Even though there was no visual rhythm effect for the strong foreign-accented L2 English speech, there was a significant speech-segment effect, that is, significantly more keywords were recognized in the AV compared to the AVm condition. Moreover, there was no difference in the size of this effect and the segment effect shown for the speech of the speaker with a weak foreign accent. This result serves to emphasize the likely difference in the way that the visual rhythm effect and the segment one are generated.
The current results showed an accent familiarity effect, i.e., the visual rhythm effect did not occur for the strong foreign-accented speech but did for the weak accented one. Davis and Kim [
4] suggested that visual rhythm information facilitates speech processing because it assists in speech segmentation. The tacit assumption here is that perceivers can use familiar speech rhythm because they have an internal model of the timing of speech based on what they have routinely experienced. To explain the importance of familiarity in the rhythm effect, we propose that this model can be triggered when L2 speech is produced with similar rhythmic timing to that of the L1 speech, and this top-down knowledge supplements bottom-up processing. Indeed, as mentioned, our prior analyses showed that the acoustic timing of the weak foreign-accented L2 speech was similar to the timing of L1 productions. In contrast, the timing of the strong foreign-accented L2 speech was rhythmically less similar to the L1 speech, and so presumably failed to trigger the model.
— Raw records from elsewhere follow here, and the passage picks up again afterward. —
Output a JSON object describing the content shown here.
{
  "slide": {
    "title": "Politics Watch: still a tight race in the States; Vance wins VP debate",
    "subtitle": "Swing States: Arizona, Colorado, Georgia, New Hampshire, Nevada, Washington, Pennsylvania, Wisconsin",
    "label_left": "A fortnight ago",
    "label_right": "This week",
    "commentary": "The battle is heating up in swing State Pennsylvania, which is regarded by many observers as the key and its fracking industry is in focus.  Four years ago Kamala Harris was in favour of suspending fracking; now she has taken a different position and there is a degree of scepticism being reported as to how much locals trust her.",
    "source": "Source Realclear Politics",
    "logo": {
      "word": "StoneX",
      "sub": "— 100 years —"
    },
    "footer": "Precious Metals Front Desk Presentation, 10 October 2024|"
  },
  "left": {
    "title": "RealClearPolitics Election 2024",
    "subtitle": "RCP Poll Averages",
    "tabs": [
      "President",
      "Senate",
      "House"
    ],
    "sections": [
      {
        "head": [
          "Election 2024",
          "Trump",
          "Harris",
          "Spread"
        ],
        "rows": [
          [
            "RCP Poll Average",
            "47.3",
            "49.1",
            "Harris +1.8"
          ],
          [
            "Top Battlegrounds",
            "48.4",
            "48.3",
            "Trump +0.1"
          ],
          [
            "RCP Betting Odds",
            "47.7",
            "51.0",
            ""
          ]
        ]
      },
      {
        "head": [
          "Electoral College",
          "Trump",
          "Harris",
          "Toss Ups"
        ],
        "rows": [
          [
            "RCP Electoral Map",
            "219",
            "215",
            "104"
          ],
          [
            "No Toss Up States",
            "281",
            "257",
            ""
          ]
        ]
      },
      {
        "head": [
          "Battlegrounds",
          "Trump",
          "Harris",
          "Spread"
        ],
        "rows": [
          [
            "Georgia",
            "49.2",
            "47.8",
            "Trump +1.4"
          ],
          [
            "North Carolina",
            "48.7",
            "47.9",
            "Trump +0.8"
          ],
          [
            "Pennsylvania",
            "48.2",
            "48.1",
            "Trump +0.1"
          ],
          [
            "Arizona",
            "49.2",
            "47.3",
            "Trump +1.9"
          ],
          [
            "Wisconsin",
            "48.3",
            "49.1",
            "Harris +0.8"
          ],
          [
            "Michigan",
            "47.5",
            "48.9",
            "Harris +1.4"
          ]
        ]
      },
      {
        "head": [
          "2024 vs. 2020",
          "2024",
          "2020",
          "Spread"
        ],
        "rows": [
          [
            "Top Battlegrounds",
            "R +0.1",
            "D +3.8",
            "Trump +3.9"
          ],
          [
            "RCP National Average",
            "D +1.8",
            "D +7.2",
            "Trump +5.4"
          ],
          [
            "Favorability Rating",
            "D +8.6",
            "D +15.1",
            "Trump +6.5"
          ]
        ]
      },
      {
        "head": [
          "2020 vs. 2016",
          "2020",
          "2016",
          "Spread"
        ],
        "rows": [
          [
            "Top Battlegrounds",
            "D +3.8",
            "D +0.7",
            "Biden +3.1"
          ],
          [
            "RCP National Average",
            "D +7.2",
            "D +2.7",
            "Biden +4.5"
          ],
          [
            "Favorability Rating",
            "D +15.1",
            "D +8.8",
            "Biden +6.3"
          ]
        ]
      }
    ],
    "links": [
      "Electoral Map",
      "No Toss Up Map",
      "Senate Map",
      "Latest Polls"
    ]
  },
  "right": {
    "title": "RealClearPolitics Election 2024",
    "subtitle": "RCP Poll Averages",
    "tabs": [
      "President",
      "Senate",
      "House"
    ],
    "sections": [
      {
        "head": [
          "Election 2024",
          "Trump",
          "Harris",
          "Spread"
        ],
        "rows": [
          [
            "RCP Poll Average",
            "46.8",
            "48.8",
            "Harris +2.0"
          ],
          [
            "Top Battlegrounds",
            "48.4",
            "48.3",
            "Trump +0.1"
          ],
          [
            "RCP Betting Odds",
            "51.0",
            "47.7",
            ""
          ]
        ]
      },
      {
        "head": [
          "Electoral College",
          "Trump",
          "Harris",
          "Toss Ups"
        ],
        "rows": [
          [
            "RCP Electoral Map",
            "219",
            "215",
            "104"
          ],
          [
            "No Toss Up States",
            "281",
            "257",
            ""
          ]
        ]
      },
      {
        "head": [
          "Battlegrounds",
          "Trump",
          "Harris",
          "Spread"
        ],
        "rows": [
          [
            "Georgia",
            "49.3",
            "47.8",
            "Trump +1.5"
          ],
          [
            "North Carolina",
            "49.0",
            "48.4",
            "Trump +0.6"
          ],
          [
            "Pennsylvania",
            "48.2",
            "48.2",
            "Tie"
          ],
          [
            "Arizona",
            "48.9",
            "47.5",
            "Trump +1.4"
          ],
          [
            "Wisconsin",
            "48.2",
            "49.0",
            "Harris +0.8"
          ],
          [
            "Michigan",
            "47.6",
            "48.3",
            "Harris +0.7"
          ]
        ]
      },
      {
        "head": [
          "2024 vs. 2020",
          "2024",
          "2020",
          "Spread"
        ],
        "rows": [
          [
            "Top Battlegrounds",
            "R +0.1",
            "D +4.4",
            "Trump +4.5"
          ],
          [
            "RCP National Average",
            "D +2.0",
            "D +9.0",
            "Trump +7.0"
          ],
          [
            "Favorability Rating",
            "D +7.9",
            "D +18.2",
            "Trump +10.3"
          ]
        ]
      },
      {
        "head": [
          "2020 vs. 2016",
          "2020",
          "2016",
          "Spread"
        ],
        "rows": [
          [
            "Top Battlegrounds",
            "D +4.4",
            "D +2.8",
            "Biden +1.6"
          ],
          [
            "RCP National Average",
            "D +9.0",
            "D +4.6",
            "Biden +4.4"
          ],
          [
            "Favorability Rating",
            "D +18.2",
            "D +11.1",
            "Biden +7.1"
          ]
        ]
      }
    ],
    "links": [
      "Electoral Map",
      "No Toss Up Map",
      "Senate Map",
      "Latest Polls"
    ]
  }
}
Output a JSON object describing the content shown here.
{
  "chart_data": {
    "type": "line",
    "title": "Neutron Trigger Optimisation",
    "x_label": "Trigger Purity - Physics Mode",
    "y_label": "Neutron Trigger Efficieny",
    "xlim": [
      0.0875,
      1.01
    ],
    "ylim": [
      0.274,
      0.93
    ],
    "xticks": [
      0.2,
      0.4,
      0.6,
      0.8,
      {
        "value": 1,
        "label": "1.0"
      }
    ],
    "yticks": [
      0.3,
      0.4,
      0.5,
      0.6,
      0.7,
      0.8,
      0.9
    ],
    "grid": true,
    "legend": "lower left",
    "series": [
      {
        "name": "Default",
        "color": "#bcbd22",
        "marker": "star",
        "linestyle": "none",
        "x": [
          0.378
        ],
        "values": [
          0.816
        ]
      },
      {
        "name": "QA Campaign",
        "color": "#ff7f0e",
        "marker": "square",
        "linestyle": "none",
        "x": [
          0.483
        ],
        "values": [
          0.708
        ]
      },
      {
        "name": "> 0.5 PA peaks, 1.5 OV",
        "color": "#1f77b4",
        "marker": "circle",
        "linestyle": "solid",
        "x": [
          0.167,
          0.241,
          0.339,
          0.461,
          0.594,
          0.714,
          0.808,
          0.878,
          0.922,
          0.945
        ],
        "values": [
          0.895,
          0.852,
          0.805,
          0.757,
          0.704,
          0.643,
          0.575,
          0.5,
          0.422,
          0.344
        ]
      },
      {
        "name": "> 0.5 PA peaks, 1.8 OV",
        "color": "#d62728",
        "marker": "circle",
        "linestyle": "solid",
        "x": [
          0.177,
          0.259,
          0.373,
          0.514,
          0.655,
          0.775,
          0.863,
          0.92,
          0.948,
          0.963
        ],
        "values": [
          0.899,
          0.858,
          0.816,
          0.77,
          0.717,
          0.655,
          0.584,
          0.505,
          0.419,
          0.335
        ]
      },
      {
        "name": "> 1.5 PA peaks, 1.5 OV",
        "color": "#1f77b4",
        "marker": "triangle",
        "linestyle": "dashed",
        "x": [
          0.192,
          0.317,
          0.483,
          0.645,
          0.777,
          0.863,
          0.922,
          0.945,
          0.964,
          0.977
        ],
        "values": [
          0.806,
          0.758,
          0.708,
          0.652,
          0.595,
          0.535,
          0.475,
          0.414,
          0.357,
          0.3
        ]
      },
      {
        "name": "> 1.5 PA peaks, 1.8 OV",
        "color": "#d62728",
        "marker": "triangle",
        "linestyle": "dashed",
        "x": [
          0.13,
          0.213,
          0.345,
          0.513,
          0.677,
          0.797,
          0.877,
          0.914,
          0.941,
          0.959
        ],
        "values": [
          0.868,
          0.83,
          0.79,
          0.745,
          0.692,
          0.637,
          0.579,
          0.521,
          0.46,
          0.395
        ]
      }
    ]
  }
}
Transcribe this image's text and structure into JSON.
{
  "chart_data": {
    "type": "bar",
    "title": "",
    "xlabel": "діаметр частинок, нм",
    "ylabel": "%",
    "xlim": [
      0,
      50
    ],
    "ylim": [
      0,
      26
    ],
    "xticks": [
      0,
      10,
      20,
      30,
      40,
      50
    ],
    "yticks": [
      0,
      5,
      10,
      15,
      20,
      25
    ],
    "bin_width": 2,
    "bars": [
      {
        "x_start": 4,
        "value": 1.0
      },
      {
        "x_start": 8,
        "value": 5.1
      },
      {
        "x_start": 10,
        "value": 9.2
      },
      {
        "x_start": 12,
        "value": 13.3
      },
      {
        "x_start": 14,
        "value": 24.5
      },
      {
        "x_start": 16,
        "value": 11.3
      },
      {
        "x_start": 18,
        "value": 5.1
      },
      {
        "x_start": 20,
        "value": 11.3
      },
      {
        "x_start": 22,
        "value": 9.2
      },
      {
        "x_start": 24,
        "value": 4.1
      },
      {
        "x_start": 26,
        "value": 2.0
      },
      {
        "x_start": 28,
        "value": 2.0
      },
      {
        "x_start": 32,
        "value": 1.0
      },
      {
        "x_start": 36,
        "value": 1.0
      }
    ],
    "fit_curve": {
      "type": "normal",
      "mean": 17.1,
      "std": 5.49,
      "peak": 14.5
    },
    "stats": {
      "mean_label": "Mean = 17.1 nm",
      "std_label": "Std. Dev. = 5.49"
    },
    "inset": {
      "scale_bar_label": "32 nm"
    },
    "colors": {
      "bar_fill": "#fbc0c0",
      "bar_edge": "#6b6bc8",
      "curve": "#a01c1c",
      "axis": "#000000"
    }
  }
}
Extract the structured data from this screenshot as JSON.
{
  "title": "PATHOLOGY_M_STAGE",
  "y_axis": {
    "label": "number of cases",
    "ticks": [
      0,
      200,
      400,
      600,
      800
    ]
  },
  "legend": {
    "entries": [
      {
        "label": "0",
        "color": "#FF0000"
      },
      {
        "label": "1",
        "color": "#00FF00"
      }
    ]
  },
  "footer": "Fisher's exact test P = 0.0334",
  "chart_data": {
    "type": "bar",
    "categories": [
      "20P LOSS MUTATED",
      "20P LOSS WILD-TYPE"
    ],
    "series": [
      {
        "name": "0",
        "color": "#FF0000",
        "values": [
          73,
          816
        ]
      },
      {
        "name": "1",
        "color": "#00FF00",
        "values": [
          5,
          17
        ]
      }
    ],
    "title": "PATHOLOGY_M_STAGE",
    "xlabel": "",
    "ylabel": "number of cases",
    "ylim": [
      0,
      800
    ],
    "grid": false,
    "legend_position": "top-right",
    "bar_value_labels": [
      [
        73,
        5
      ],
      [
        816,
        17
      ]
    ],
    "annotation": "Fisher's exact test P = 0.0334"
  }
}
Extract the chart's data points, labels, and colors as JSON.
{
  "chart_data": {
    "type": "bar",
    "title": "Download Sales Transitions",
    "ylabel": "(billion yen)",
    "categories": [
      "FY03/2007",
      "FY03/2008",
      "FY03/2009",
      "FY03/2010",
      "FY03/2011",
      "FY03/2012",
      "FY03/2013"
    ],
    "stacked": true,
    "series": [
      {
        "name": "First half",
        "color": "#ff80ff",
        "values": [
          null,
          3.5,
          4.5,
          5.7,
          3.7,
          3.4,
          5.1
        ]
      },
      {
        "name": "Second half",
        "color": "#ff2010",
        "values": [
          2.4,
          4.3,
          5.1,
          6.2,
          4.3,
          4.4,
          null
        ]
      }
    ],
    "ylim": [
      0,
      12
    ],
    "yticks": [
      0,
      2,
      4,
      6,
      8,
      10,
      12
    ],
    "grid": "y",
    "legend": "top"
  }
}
Having demonstrated a visual speech rhythm effect, we suggest that there are two avenues for future research that could be usefully explored. The first would be to parametrically vary L1 and L2 speech properties to establish the boundary conditions of the visual rhythm effect. This could be achieved by using so-called transplanted speech segments and rhythm stimuli. These auditory stimuli are generated by, for example, retiming the segments produced by an L1 speaker to match the durations of an L2 speaker. These auditory stimuli could then be used to generate visual speech from the latest auditory to visual speech models, which can generalize to the input (see [
36]). Experiments could not only test the degree to which speech-segment and speech-rhythm information influence each other, but also test, via repeated exposure, how rapidly new rhythm models can be learned. A second promising avenue for future research would be to use such stimuli in neuroimaging studies. In this way, the brain basis for visual speech rhythm processing could be established, and the general link between visual and auditory rhythm processing explored.